We think our fees are fair.
In addition to the items already mentioned, if the ownership of Throwleigh Farm was not in the retirement business and wished to retire a horse, what would be of concern?
a) Land. Is there plenty of room? Some facilities mention hundreds of acres, but fail to point out that a large portion is reserved for other uses; additionally the acreage may sound impressive, but it might be primarily mountain land - unsuitable for grazing.

b) Small holdings. Twenty-nine spacious acres is no larger than twenty-nine tiny acres. Retirement facilities on small holdings might have a higher stocking rate and higher fees.

c) Rented land. There is nothing wrong with rented land; we have rented additional pasture in the past. However, there was a facility where the land belonged to the parents of the operator's girlfriend. This is not long term security for your retiree. The girlfriend tired of him, and the parents threw him off the farm. If the operator loses the land, he is faced with the task of finding open spots for fifty or so retirees in short order. Try to determine if your horse will be on a secure property.
If the ownership of Throwleigh Farm, as above, wished to retire a horse, what comments on internet sites would give them pause?
a) Friendship! I will bond with your horse and become his best friend. (Why would your horse want to be best friend with some crock in the country?)

b) I have seen unmentionable cruelty! (There are operations on the make, and a generous bequest would be very welcome.)

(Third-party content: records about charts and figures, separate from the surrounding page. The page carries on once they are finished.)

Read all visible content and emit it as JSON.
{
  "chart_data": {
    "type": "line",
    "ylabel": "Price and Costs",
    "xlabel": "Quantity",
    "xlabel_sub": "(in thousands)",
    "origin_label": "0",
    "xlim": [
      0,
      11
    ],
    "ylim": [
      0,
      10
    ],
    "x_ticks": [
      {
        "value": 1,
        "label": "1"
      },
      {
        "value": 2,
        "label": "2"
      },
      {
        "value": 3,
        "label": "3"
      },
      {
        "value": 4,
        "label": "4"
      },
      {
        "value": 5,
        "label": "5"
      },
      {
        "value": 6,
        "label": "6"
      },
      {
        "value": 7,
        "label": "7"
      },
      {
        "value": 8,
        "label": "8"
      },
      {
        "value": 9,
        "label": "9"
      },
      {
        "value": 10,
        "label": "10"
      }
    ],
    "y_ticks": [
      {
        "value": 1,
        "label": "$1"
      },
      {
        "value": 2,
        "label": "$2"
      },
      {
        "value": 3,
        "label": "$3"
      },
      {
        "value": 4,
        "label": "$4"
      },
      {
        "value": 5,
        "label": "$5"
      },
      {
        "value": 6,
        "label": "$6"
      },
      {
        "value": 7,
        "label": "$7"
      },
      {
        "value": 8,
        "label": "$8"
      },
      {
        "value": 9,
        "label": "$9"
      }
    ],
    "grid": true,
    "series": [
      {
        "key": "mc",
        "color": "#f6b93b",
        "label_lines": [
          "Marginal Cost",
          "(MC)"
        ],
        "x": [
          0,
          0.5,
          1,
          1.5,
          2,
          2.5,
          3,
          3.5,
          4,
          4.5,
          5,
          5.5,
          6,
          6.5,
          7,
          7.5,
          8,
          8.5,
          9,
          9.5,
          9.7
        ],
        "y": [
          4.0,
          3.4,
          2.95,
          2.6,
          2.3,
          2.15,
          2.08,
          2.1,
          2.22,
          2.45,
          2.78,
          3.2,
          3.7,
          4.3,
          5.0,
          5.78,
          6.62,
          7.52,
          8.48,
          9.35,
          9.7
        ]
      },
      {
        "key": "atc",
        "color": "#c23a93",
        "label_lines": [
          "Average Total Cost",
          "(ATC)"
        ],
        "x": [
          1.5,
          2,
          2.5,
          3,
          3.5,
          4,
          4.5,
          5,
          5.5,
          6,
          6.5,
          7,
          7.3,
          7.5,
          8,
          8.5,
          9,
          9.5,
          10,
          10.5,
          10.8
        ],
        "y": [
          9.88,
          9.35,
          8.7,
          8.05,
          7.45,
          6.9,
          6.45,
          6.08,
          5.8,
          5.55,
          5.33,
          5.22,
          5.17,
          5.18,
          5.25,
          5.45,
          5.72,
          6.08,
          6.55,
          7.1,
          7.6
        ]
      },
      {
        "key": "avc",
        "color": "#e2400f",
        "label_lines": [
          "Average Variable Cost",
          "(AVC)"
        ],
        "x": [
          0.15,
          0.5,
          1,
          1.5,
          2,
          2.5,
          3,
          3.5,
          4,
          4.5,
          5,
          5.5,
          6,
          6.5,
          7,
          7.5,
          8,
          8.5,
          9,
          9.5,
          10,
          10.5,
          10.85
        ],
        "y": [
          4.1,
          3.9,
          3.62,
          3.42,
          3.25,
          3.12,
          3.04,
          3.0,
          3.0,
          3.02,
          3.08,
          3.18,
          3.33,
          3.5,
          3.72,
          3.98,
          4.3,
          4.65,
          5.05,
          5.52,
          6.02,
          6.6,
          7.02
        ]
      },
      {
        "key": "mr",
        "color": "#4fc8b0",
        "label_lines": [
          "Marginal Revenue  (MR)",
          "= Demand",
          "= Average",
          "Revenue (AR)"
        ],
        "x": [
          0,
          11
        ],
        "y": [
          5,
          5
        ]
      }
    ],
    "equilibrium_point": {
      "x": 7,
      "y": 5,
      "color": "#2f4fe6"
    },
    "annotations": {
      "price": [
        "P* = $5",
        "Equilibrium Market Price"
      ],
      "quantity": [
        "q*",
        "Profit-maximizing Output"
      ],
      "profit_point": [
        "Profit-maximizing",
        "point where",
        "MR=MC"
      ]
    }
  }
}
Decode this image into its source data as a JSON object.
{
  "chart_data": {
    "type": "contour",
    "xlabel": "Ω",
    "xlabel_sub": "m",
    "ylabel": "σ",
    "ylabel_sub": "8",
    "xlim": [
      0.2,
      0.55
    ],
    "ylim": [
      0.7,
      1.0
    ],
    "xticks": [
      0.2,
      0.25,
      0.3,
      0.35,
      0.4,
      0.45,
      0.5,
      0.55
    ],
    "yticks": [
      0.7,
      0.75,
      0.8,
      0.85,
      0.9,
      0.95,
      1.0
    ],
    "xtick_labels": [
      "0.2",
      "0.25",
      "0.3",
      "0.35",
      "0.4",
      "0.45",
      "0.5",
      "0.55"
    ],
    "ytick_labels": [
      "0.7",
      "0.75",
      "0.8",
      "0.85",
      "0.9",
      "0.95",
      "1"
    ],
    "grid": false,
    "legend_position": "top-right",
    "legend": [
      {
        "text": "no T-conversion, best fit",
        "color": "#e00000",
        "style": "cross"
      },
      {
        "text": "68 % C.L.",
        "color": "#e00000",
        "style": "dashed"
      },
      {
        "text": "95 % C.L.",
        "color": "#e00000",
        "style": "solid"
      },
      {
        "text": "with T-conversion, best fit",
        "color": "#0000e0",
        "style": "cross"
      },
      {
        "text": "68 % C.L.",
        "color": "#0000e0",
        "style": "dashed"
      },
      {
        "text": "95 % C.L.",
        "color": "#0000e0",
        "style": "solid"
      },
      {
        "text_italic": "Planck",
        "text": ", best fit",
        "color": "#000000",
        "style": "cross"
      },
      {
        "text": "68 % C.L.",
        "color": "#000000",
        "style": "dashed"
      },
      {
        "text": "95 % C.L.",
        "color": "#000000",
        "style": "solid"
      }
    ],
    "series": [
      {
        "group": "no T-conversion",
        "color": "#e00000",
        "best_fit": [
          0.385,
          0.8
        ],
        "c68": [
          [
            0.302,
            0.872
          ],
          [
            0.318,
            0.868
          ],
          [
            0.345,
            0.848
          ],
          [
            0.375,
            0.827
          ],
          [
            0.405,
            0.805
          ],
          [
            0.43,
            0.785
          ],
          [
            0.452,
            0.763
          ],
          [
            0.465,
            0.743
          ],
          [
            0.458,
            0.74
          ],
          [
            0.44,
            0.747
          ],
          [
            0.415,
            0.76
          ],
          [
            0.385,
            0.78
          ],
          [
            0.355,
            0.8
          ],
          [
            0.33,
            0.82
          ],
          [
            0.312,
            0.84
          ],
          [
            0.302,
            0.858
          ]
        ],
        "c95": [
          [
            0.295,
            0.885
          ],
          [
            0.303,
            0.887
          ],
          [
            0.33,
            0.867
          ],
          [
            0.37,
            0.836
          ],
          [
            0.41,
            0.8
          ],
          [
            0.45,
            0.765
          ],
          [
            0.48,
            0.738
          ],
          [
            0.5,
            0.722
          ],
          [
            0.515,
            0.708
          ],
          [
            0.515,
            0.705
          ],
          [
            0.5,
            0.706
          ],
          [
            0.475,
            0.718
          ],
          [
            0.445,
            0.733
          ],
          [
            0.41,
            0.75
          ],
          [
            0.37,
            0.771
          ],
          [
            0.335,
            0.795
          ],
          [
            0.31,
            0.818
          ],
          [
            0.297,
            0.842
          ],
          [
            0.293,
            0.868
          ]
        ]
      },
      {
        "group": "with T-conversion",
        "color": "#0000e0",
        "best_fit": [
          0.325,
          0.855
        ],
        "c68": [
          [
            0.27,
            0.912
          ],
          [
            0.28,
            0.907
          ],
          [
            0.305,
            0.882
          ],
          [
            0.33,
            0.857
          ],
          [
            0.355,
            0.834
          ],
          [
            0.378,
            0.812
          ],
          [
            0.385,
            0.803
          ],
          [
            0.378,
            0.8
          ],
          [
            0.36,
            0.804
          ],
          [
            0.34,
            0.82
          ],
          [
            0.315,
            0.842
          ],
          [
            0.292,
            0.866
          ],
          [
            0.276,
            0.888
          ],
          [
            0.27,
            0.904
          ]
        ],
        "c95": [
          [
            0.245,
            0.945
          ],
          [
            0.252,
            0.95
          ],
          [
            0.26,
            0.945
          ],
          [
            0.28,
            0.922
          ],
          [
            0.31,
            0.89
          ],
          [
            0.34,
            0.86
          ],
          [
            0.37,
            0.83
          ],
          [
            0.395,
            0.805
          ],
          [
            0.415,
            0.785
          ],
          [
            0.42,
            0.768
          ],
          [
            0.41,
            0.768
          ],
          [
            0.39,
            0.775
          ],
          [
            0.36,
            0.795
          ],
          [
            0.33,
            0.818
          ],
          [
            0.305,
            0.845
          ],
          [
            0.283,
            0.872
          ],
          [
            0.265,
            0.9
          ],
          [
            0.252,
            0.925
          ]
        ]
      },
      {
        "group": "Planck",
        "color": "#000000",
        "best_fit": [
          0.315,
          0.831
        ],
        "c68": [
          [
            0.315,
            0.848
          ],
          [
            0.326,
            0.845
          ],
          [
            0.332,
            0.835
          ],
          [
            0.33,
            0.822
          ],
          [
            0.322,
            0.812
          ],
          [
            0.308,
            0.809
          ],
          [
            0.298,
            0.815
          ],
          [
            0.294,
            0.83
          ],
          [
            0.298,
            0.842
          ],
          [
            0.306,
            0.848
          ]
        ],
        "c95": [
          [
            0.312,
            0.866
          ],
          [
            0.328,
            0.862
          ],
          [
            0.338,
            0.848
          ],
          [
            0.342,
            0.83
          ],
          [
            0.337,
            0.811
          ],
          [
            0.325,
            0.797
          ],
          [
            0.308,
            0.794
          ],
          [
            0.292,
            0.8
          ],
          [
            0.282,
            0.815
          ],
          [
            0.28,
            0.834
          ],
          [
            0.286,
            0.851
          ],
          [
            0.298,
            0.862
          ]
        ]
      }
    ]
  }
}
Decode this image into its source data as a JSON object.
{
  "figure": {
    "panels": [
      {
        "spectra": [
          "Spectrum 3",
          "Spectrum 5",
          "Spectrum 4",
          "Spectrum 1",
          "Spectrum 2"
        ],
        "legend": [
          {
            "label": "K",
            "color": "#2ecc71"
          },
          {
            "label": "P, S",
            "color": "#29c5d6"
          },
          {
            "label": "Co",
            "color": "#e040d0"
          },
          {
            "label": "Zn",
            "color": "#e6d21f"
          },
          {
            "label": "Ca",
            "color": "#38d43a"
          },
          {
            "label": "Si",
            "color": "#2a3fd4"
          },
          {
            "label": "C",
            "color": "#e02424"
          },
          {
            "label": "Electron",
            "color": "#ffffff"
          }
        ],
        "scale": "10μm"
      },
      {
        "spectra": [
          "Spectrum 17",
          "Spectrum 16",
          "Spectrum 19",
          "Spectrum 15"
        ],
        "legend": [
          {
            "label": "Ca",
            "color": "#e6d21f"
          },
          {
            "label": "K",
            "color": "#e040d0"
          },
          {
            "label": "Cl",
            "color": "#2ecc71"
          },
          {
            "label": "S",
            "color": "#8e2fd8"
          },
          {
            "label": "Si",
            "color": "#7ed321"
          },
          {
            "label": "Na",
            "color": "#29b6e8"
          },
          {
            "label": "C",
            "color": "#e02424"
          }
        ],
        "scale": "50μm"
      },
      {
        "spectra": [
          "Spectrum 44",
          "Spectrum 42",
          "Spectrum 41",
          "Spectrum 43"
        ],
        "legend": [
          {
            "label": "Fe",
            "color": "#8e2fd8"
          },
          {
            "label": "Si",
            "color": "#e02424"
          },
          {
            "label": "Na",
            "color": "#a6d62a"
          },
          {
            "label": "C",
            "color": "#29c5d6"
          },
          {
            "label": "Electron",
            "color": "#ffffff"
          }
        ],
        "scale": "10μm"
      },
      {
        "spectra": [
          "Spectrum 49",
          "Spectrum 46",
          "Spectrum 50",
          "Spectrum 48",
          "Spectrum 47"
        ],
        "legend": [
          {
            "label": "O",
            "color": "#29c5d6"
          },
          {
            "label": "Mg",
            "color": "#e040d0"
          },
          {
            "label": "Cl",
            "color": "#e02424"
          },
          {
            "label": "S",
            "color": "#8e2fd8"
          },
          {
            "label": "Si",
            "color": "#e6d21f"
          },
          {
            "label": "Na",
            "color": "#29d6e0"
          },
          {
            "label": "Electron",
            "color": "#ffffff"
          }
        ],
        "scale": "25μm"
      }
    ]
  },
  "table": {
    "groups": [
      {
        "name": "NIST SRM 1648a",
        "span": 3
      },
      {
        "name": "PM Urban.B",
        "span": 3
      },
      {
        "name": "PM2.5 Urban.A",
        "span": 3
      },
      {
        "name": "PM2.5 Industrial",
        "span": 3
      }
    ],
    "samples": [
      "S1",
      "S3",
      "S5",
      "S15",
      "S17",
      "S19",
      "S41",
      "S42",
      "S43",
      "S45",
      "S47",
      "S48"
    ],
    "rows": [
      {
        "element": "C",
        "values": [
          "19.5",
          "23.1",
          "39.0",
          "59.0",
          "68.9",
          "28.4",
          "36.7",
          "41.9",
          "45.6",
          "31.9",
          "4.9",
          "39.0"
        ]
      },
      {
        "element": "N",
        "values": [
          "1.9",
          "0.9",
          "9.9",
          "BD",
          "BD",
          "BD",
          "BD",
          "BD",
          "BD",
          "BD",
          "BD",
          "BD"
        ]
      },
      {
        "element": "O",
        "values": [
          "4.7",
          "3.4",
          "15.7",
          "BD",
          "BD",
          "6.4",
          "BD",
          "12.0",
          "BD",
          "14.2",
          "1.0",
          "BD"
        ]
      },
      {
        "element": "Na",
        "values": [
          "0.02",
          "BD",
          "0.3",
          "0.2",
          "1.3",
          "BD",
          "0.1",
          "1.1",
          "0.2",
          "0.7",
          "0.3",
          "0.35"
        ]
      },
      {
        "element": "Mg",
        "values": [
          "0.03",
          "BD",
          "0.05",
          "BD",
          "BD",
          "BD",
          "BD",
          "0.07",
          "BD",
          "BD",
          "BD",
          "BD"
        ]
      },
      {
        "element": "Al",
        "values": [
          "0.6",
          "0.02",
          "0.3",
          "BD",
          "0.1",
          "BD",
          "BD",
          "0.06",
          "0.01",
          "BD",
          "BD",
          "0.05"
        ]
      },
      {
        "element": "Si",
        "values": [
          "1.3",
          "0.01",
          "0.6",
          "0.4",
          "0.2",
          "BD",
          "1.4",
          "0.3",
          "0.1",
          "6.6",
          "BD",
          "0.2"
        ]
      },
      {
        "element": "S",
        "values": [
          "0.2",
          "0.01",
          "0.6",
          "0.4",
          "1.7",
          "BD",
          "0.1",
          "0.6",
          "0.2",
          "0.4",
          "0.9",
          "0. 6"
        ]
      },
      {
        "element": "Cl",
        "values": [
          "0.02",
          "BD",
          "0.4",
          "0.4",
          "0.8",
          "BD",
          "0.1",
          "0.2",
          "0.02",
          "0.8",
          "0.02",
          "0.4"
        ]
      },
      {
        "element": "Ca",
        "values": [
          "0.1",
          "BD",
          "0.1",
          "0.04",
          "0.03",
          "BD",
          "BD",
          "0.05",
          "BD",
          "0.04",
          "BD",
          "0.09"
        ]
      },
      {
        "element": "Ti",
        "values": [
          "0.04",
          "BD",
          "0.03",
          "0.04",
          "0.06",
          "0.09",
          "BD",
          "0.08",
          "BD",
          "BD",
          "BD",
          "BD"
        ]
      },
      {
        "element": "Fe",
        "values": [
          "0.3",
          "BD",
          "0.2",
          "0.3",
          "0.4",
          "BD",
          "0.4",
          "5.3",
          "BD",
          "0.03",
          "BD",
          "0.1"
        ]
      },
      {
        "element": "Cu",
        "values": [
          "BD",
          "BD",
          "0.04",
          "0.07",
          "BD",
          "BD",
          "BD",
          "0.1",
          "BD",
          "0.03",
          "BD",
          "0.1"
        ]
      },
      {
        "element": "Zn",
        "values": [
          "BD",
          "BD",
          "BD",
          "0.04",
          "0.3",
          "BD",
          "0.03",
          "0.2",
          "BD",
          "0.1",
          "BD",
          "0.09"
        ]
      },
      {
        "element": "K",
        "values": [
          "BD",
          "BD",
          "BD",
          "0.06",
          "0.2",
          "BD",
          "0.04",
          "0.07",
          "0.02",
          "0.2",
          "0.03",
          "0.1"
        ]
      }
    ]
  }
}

c) Your horse has special needs, and I am just the person to care for him. (If your retiree requires such special care, perhaps you should explore other options.)
What finally will happen to my horse?
He will die from age related issues or something unpredictable, such as colic or major organ failure, will claim him. Unlikely, weedy appearing horses, can last almost forever whilst robust, healthy ones can die early. It is random. Thoroughbreds generally do not live as long as other breeds.

When your horse arrives here he may live ten or fifteen years, or he may drop dead in six months.

Owners of thoroughbreds must remember that the refinements of the breed make them less robust. Performance enhancing drugs and steroids given at the track can cause severe problems years later. These issues may not be visible, and there is no way to detect the damage.
What is your policy on visits?
An infrequent, scheduled visit is acceptable. Individuals who plan to make numerous visits should consider another facility. Some individuals have thought that there was nothing wrong with unannounced visits or scheduled weekly bondings with their horses. This was unacceptable.

Farms are very busy places, and showing up unannounced or on very short notice is disruptive.

Insurance protocols are onerous.
After my horse dies, what happens to the body?
There are a few options, but everything is determined by code. Each state and community has regulations that must be followed, and the rules change from time to time.

Most clients tell us to do what must be done and are uninterested in the details. If you require a precise description of what will happen, we will of course comply.

Every procedure has a cost for the client, some of which can be expensive.